Presenter Sophie Raworth asked if a new infectious COVID-19 variant could lead to future lockdowns and mask mandates.
"I don't want to use the word ‘lockdowns.’ That has a charged element to it. But, I believe that we must keep our eye on the pattern of what we're seeing with infections," he said, noting that the U.S. is currently moving toward normalcy.
"Having said that, we need to be prepared for the possibility that we would have another variant that would come along," Fauci noted. "And then, if things change and we do get a variant that does give us an uptick in cases and hospitalization, we should be prepared and flexible enough to pivot toward going back – at least temporarily – to a more rigid type of restrictions, such as requiring masks indoor."
Cases, hospitalizations and deaths have fallen rapidly in the U.S. since the winter's COVID-19 surge.
Data from the Johns Hopkins Coronavirus Resource Center shows the U.S. reported 42,967 new cases and 985 new deaths in the past day, whereas daily deaths in January exceeded 4,000.

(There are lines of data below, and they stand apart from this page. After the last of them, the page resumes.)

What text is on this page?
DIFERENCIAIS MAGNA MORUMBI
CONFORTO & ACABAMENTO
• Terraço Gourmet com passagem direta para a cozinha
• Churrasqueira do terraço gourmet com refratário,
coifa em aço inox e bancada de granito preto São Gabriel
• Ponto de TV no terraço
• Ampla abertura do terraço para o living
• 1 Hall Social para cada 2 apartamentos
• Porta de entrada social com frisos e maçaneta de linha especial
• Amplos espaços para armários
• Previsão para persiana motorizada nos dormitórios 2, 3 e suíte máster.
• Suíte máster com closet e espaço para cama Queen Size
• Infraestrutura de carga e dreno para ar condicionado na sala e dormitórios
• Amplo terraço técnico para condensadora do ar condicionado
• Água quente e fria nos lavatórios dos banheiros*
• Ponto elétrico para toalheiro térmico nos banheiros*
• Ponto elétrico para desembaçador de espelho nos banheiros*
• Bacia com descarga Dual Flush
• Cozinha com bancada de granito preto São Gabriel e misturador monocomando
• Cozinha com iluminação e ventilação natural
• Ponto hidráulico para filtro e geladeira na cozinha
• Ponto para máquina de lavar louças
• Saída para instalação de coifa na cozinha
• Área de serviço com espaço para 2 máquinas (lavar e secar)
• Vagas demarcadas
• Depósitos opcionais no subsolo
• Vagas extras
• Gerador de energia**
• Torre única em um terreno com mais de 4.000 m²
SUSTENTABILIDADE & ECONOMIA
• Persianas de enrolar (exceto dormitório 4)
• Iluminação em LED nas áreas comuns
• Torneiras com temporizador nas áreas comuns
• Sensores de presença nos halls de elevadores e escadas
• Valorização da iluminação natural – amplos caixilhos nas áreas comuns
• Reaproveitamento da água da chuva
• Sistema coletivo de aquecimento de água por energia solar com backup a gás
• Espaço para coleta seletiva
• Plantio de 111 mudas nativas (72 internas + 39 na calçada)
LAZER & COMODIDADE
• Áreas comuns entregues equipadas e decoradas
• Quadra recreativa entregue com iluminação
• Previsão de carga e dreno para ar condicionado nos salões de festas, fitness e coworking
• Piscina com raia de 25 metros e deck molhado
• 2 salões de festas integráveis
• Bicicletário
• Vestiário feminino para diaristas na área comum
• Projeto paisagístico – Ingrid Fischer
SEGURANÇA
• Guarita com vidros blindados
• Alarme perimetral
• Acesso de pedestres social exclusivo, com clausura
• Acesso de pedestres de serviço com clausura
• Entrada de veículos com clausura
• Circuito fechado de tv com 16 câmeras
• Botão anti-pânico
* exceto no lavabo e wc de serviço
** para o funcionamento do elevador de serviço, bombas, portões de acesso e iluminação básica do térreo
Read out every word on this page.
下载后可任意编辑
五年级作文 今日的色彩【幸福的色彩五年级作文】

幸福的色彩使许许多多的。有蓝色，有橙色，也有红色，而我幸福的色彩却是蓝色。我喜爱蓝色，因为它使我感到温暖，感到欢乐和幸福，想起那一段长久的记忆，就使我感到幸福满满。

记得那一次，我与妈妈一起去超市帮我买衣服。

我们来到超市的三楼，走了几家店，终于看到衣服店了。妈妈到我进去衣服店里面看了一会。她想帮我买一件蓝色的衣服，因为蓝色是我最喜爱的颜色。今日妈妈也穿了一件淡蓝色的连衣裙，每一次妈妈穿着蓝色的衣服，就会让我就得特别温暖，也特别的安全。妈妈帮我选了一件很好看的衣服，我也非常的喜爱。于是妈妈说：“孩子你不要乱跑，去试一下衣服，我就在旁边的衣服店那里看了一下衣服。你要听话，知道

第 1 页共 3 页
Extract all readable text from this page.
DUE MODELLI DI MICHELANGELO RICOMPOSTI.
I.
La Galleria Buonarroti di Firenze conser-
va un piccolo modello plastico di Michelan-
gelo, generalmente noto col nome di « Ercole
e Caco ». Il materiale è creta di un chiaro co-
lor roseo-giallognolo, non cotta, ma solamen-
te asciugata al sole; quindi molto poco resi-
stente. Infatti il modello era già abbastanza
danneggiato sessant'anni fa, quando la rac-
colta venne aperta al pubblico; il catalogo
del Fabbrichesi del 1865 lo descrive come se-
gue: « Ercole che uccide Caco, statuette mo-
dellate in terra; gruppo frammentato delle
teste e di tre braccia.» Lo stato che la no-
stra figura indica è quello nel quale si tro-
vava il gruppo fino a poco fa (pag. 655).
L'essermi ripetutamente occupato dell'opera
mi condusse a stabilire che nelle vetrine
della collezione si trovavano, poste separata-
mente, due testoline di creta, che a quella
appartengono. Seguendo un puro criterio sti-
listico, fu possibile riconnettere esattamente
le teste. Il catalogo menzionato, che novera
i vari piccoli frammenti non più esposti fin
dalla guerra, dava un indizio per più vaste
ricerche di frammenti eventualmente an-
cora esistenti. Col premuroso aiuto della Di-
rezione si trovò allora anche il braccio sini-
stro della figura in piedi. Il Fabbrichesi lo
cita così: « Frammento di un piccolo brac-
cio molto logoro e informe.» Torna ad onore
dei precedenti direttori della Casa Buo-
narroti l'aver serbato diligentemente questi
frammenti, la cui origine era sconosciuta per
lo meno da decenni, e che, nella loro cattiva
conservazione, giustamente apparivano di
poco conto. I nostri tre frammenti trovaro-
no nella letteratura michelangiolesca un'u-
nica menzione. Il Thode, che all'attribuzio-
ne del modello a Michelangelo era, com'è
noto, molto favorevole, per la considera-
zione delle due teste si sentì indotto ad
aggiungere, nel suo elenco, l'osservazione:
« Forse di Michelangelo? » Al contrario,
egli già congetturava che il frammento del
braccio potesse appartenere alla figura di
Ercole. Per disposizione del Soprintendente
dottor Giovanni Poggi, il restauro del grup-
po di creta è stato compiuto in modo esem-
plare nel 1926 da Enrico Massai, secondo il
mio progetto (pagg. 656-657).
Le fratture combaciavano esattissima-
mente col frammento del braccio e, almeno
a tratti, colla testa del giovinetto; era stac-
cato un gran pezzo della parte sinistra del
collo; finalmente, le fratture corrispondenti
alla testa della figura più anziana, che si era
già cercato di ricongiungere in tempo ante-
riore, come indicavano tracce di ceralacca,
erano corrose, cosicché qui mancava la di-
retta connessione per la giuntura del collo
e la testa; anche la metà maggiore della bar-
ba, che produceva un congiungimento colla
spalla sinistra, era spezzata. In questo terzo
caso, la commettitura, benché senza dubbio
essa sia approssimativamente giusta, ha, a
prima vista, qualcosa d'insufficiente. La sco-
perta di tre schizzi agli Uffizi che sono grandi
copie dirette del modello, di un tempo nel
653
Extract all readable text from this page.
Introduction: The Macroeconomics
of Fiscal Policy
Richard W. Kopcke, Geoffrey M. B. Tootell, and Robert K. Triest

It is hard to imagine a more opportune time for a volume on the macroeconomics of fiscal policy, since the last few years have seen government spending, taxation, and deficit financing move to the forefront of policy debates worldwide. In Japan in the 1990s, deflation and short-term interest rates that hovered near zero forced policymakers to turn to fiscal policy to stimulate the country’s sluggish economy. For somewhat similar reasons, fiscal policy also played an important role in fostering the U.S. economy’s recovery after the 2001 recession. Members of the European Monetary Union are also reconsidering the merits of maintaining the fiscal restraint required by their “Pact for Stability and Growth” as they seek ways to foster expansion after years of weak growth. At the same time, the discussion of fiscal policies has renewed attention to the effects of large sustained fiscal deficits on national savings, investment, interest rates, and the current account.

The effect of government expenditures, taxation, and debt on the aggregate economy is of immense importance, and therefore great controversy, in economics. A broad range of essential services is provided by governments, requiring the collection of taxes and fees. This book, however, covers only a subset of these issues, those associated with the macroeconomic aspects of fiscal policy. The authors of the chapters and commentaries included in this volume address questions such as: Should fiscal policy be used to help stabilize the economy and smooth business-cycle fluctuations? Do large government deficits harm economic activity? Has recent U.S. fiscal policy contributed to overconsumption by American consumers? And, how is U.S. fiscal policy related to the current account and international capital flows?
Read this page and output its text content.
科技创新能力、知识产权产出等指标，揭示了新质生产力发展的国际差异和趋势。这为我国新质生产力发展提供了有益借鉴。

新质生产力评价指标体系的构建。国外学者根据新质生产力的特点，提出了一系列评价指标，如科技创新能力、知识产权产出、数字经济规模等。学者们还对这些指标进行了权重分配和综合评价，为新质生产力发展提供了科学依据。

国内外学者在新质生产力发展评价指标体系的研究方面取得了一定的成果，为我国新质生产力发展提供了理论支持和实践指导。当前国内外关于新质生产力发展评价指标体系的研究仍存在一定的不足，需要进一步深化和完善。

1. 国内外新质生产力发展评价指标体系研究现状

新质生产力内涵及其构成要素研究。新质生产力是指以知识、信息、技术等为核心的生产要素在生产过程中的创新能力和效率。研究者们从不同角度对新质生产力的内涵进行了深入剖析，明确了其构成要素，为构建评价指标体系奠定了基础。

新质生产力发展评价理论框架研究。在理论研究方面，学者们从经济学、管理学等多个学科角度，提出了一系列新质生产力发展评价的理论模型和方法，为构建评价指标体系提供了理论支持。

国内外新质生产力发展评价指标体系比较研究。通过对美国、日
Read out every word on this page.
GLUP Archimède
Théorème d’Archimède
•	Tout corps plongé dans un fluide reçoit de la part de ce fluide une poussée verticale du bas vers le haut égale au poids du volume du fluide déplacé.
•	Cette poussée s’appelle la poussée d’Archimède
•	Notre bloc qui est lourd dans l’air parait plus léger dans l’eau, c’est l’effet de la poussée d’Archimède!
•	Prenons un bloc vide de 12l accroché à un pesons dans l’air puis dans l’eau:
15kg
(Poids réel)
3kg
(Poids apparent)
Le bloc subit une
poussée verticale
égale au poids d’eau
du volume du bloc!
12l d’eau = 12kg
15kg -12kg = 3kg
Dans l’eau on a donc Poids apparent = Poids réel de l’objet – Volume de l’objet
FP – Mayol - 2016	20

According to the Centers for Disease Control and Prevention (CDC), the highly transmissible BA.2 omicron sub-variant that is spreading across the globe currently makes up 54.9% of cases.
Fauci cautioned that the "same conditions" that appear to be driving the resurgence of cases in Europe are happening in the U.S.
"It's the greater transmissibility of the BA.2, it's the relaxation of restriction, particularly in the context of indoor masking in congregate settings, and also the fact that immunity, due to both vaccination as well as people who have been previously infected, tends to wane with SARS-CoV-2 – particularly with omicron," he said.
Last week, Fauci said he does not expect another major COVID-19 surge.
"I would not be surprised at all, if we do see somewhat of an uptick," Fauci told a Washington Post event. "I don't really see, unless something changes dramatically, that there would be a major surge."
With the administration now out of funds for a fourth COVID-19 vaccine dose, America's pandemic future is murky.
On Tuesday, the Food and Drug Administration (FDA) moved to authorize a second booster of the Moderna and Pfizer-BioNTech COVID-19 vaccines for people ages 50 and older.
The CDC is expected to weigh in on the decision.
The Associated Press contributed to this report.